En filigrane, l’amour. Mesihi, un poète épicurien qui s’adonne aux joies de la bisexualité, tombe sous le charme de l’artiste, pourtant laid et sale. Mais Michelangelo n’a d’yeux que pour une jeune danseuse rencontrée dans un bouge du centre-ville, avec qui il va connaitre sa première nuit d’amour. Mesihi est jaloux…
“Parle-moi de batailles etc” est un roman qui peut paraitre austère. Il y a peu d’hémoglobine, peu de suspens. Jules II ne lancera pas ses troupes à l’assaut du monde musulman. Pas cette fois. Le sultan ne fera pas trancher la tête de Michelangelo en cinq pages.

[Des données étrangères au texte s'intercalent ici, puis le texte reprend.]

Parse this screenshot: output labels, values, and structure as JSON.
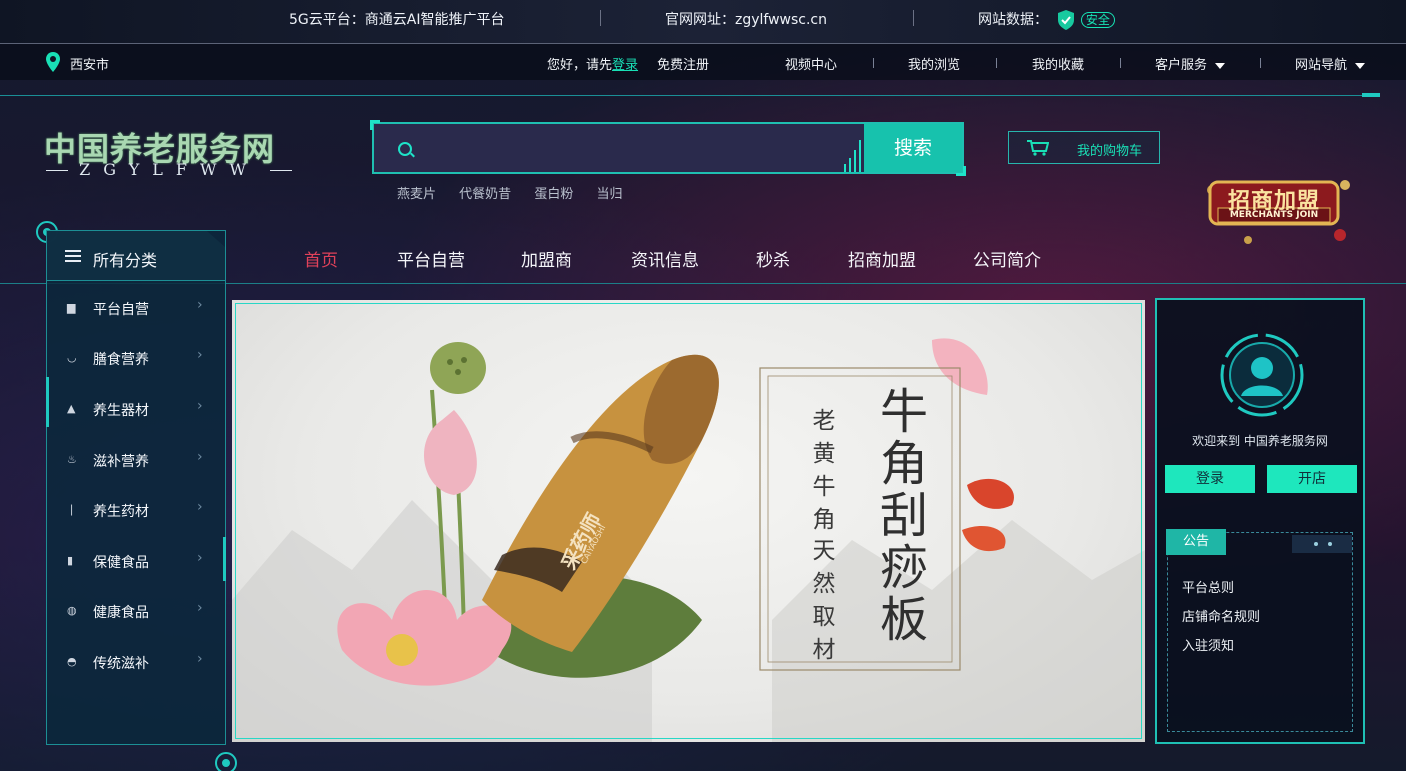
{
  "topbar": {
    "platform": "5G云平台：商通云AI智能推广平台",
    "website": "官网网址：zgylfwwsc.cn",
    "data_label": "网站数据：",
    "safe_label": "安全"
  },
  "userbar": {
    "city": "西安市",
    "greeting": "您好，请先",
    "login": "登录",
    "register": "免费注册",
    "links": [
      "视频中心",
      "我的浏览",
      "我的收藏",
      "客户服务",
      "网站导航"
    ]
  },
  "logo": {
    "title": "中国养老服务网",
    "subtitle": "ZGYLFWW"
  },
  "search": {
    "placeholder": "",
    "button": "搜索",
    "hot_words": [
      "燕麦片",
      "代餐奶昔",
      "蛋白粉",
      "当归"
    ]
  },
  "cart": {
    "label": "我的购物车"
  },
  "join_badge": {
    "line1": "招商加盟",
    "line2": "MERCHANTS JOIN"
  },
  "main_nav": [
    "首页",
    "平台自营",
    "加盟商",
    "资讯信息",
    "秒杀",
    "招商加盟",
    "公司简介"
  ],
  "sidebar": {
    "title": "所有分类",
    "items": [
      "平台自营",
      "膳食营养",
      "养生器材",
      "滋补营养",
      "养生药材",
      "保健食品",
      "健康食品",
      "传统滋补"
    ]
  },
  "banner": {
    "headline": "牛角刮痧板",
    "tagline_col1": "老黄牛角",
    "tagline_col2": "天然取材",
    "brand_cn": "采药师",
    "brand_en": "CAIYAOSHI"
  },
  "user_panel": {
    "welcome": "欢迎来到 中国养老服务网",
    "login": "登录",
    "open_store": "开店",
    "notice_tab": "公告",
    "notices": [
      "平台总则",
      "店铺命名规则",
      "入驻须知"
    ]
  },
  "colors": {
    "accent": "#1ee7bd",
    "nav_active": "#e0415a",
    "frame": "#1fbfb4"
  }
}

Il n’y a dans ce livre que des faits simples mais emblématiques d’une époque semblable en bien des points à la nôtre.
Récit révélateur de l’immense orgueil de l’homme, des querelles de royaumes et religions, de la difficulté de l’artiste devant un défi, et de bien d’autres aspects encore. En cela, « Parle-moi de batailles etc » est parfaitement réussi. L’auteur est parvenu à exploiter plusieurs dimensions, mais il le fait sans fracas, de façon discrète et nuancée, avec une écriture somptueuse. En vérité je vous le dis, ce roman, en termes de style, est un de mes préférés de l’année.
“Elle a chanté pour lui, cette ombre, la voilà à ses côtés, et il ne sait plus qu’en faire; il a honte et grand peur ; elle s’allonge contre lui, à le toucher : il sent son souffle et en frissonne, comme si le vent de la nuit, venu de la mer, le gelait soudain”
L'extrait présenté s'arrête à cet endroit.